Effect of altitude on mortality of end-stage renal disease patients on hemodialysis in Peru
Author(s) -
Katia BravoJaimes,
Viky Yanina Loescher,
Carlos CaneloAybar,
José Rojas-Camayo,
Christian R. Mejía,
Sandra Schult,
Rubén Nieto,
Kyra Singh,
Susan Messing,
Juana Hinostroza
Publication year - 2020
Publication title -
clinical kidney journal
Language(s) - English
Resource type - Journals
SCImago Journal Rank - 1.033
H-Index - 40
eISSN - 2048-8513
pISSN - 2048-8505
DOI - 10.1093/ckj/sfaa056
Subject(s) - medicine , end stage renal disease , hemodialysis , stage (stratigraphy) , altitude (triangle) , intensive care medicine , disease , geometry , mathematics , paleontology , biology
Background In Latin America, the prevalence of end-stage kidney disease (ESKD) has risen tremendously during the last decade. Previous studies have suggested that receiving dialysis at high altitude confers mortality benefits; however, this effect has not been demonstrated at >2000 m above sea level (masl) or in developing countries. Methods This historical cohort study analyzed medical records from six Peruvian hemodialysis (HD) centers located at altitudes ranging from 44 to 3827 masl. Adult ESKD patients who started maintenance HD between 2000 and 2010 were included.
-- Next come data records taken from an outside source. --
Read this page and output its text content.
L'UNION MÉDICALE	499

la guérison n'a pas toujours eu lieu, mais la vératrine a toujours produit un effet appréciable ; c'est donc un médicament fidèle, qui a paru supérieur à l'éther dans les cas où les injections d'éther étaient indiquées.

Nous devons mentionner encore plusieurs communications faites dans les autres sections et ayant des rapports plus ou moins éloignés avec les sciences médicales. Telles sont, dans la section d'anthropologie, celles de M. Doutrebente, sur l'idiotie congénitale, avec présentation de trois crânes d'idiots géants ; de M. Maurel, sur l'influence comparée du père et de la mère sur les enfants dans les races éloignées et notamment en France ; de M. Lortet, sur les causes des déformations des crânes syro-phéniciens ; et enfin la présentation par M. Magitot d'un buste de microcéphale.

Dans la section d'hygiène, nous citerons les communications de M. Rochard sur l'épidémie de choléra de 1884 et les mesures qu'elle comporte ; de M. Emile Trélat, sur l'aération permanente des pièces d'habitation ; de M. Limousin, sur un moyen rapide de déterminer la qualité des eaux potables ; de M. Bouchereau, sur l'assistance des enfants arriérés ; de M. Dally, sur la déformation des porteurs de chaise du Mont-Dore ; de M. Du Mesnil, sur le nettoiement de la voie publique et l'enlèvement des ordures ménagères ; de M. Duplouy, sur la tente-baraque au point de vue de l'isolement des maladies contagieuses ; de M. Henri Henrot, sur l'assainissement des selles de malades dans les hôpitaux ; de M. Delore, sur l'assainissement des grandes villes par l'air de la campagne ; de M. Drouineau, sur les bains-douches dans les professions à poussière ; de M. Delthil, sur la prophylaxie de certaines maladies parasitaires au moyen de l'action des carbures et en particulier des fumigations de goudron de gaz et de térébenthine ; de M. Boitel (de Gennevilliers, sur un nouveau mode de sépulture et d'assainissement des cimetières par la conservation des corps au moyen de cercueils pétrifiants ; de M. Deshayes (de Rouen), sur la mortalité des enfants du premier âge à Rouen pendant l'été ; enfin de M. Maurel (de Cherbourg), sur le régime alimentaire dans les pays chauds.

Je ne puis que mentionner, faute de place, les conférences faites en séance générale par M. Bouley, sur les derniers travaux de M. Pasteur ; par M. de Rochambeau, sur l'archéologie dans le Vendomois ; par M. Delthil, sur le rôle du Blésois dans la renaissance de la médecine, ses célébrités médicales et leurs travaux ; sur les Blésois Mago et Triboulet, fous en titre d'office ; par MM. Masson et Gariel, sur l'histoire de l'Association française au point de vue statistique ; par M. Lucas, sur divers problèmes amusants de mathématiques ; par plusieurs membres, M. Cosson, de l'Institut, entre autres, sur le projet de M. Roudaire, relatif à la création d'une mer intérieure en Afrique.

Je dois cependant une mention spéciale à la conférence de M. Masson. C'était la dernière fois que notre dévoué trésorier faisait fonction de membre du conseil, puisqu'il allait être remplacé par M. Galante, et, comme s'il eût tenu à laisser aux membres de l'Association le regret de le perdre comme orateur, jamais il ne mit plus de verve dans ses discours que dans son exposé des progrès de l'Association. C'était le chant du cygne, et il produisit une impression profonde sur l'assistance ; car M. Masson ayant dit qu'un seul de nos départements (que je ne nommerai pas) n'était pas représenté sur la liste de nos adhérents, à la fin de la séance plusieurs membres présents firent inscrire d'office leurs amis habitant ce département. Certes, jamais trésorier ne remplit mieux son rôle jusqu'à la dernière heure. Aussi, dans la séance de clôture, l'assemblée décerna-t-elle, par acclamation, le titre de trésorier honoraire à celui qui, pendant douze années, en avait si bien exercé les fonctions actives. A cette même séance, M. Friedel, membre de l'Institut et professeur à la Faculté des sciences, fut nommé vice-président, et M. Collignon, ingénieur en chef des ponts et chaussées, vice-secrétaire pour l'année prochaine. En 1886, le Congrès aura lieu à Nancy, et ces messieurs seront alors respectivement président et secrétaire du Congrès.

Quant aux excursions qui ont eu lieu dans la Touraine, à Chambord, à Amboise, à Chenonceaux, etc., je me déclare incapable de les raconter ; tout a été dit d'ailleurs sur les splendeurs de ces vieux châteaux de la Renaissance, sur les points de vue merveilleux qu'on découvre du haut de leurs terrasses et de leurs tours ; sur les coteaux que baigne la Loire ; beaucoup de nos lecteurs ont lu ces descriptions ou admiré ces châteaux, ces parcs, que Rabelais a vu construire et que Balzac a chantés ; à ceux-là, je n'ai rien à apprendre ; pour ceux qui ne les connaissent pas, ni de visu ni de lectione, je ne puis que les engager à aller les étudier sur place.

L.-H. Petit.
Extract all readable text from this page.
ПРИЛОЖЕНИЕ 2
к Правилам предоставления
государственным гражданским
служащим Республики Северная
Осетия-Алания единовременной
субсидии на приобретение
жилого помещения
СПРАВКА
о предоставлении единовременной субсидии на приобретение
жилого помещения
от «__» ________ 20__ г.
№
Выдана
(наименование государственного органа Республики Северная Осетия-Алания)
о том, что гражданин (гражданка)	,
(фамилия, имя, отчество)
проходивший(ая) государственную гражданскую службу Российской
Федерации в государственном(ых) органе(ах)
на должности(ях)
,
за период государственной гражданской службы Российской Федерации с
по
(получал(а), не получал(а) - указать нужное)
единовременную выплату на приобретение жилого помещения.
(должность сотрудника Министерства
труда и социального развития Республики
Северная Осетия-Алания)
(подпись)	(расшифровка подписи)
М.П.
Patients were classified into two strata based on the elevation above sea level of their city of residence: low altitude (<2000 masl) and high altitude (≥2000 masl). Death from any cause was collected from national registries and Cox proportional hazards models were built. Results A total of 720 patients were enrolled and 163 (22.6%) resided at high altitude. The low-altitude group was significantly younger, more likely to have diabetes or glomerulonephritis as the cause of ESKD and higher hemoglobin. The all-cause mortality rate was 84.3 per 1000 person-years. In the unadjusted Cox model, no mortality difference was found between the high- and low-altitude groups {hazard ratio [HR] 1.20 [95% confidence interval (CI) 0.89–1.62]}. After multivariable adjustment, receiving HD at high altitude was not significantly associated with higher mortality, but those with diabetes as the cause of ESKD had significantly higher mortality [HR 2.50 (95% CI 1.36–4.59)]. Conclusions In Peru, patients receiving HD at high altitudes do not have mortality benefits.